In fact, recent studies have indicated that immunotherapeutic strategies in BC should be directed towards type 1 immune response that is rich in Th1 cells [59]. However, whether the indomethacin-associated CD4+ cells are tumor-antigen specific or even have a role in fighting CSCs needs to be investigated. Interestingly, elevated levels of antigen specific CD4+ T cells in the peripheral blood of BC patients who undergo anticancer therapy is not unfamiliar. This is exemplified by trastuzumab therapy which boosted the levels of circulating HER2 specific CD4+ Th1 cells in BC patients who otherwise normally have few circulating antigen-specific T cells able to eradicate their tumors [59].
Impressively, one study discovered the existence of anti-CSC specific CD4+ T cells in the peripheral blood of ovarian cancer patients [60]. This encourages us to complement the current work by conducting further studies on the phenotypic and functional characterization of the indomethacin-induced CD4+cells. Moreover, whether the high levels of CD4+ cells in the blood are correlated with the disease outcome remains to be explored.
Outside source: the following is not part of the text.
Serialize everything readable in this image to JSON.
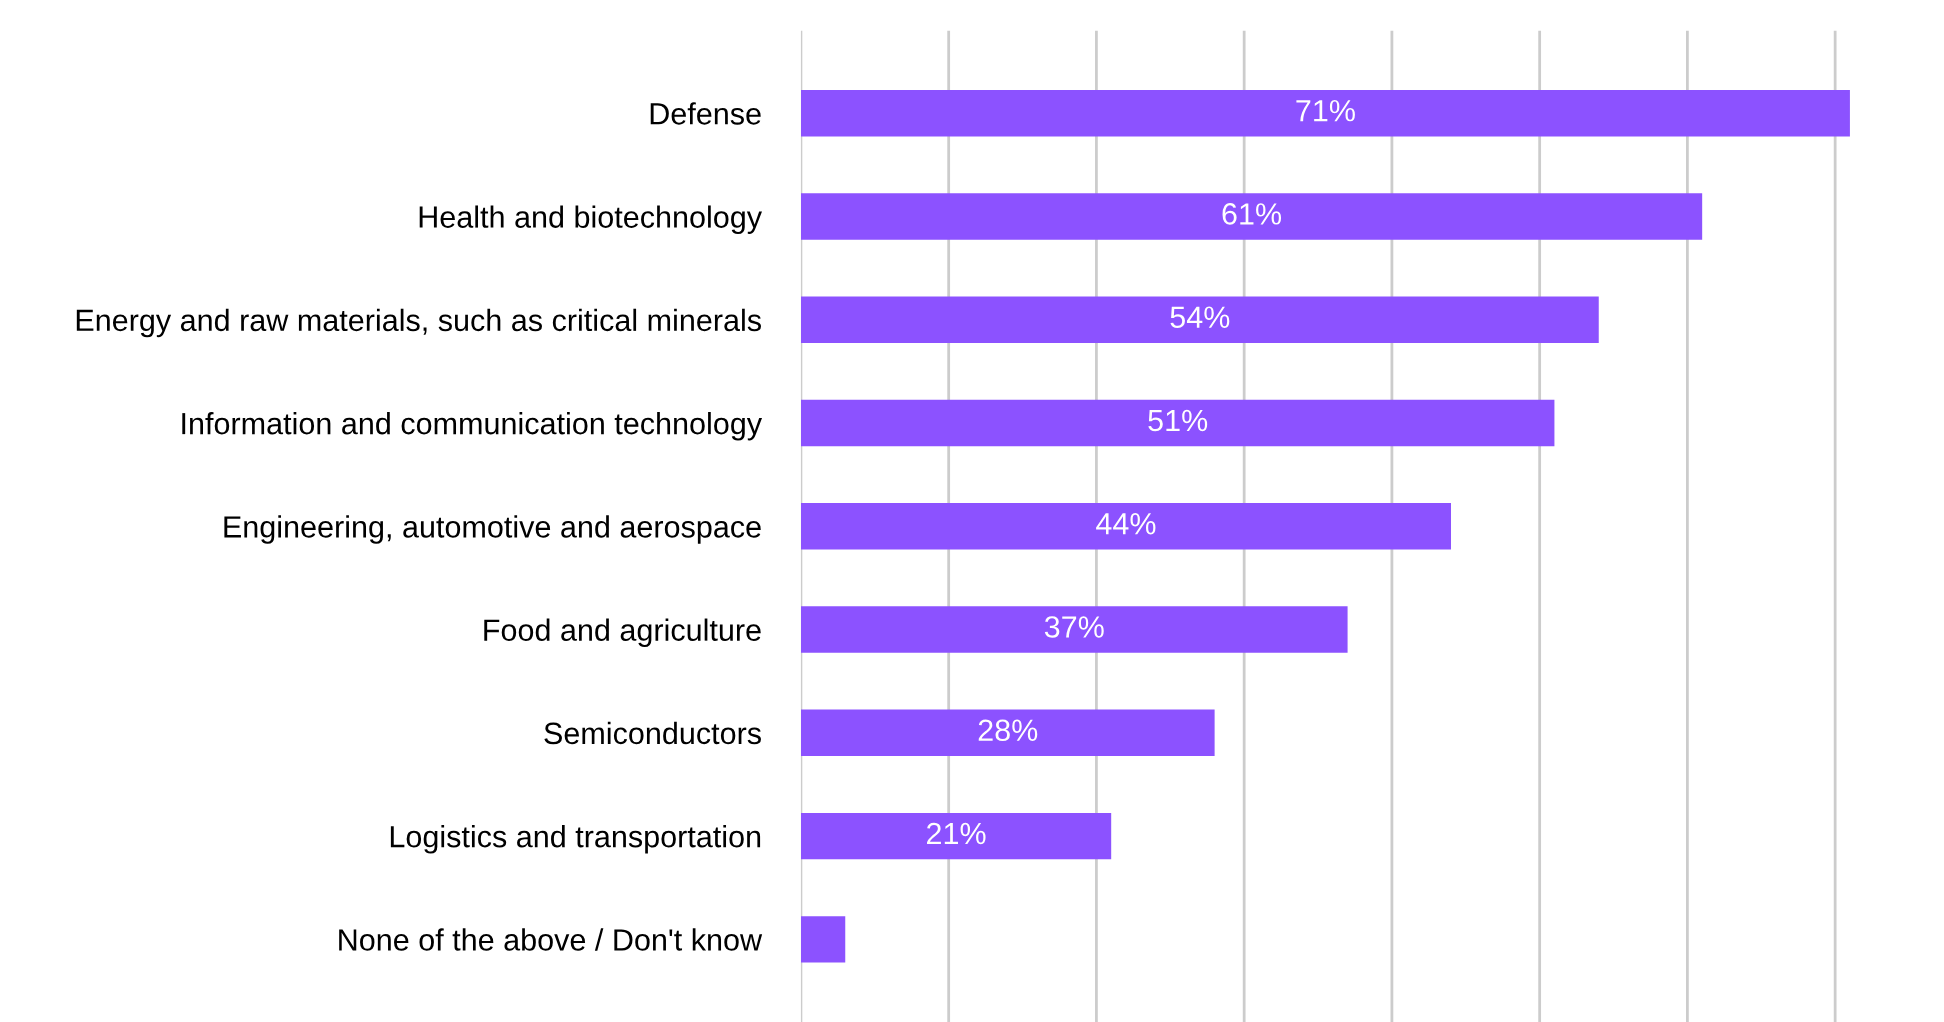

If this is the case, this could be harnessed as a prognostic tool instead of invasively monitoring the level of tumor-infiltrating lymphocytes.
There is also a link between miR-22 and the immune system, for instance, miR-22 is upregulated in DCs retarding their anti-tumor activity [61]. Thus, the indomethacin-induced downregulation ofmiR-22 could promote the CSC-suppressing ability of tumor-associated DCs.
In conclusion, this study shows that indomethacin has a CSC-suppressing effect in BC and inhibits CDDP-induced increase of CSCs presumably through modulation of miRNAs implicated in drug resistance as well as triggering an antitumor immune response. To this end, NSAIDs sound to have far-reaching mechanisms behind its CSC-suppressing activity that necessitate deeper investigations to exactly unravel the pathways of such mechanisms.